Garder les pieds sur terre et la tête dans les étoiles, n’est plus une vue de l’esprit. Le tourisme spatial est à nos portes et pourrait constituer un formidable segment de croissance pour une profession sans cesse en quête de nouveaux « espaces ». Toute cette semaine, Michèle Sani, vous décroche la lune et vous prête sa plume pour écrire un mot sur l’état des lieux et les opportunités du secteur. Voici le 1er volet de l'Odyssée de l'Espace tourisme.
lire le Dossier de Michèle SANI


Rédigé par Michèle SANI le Lundi 19 Mai 2008

I – Tourisme spatial : quand la fiction devient réalité tangible...
Un voyage dans l'espace reste, à ce jour, un caprice fort coûteux de milliardaire mais la rapidité des progrès technologiques et le besoin de dépassement de soi révèlent d'énormes potentialités.

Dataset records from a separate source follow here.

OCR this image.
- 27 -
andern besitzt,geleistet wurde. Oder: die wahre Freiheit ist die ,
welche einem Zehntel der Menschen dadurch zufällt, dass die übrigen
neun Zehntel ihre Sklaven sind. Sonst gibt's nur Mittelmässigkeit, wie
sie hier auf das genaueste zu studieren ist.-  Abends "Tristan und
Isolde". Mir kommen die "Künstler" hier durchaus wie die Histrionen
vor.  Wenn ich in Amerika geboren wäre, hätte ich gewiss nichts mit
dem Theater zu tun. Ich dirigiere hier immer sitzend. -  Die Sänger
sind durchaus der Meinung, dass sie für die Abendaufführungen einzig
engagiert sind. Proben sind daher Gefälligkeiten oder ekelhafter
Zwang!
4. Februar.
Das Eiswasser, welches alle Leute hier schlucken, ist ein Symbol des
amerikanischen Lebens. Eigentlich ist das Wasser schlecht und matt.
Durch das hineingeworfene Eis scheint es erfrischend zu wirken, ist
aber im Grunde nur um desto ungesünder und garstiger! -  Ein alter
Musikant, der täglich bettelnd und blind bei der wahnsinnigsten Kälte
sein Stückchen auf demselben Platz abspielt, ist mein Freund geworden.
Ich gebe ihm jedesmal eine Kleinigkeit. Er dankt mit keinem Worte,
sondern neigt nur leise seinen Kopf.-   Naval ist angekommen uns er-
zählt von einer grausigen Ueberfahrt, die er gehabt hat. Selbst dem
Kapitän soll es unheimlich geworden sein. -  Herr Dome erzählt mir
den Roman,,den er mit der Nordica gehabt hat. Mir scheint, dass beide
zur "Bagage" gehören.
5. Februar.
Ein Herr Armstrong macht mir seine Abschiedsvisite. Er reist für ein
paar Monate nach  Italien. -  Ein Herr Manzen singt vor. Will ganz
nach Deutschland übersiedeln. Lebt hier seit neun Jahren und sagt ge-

Tous les acteurs engagés dans ce secteur travaillent à abaisser le coût d'un vols spatial afin de le rendre accessible au plus grand nombre.

Une étude réalisée par Consult'Tours (*) démontre que le tourisme spatial n'est plus une utopie et détaille ses perspectives, ses potentialités et ses impacts en matière d'écologie, de droit et d'assurances.

A ce jour ils ne sont que cinq touristes terriens, âgés de 35 à 67 ans, à avoir eu le privilège de « caresser les étoiles ».

Ingénieur en aéronautique, informaticien ou physicien, quatre hommes et une femme très fortunés ont réalisé ce rêve, un voyage dans le cosmos, pour un « panier moyen » de quelque 20 millions de dollars chacun. Cependant, doucement mais sûrement, le tourisme spatial s'ouvre au monde marchand.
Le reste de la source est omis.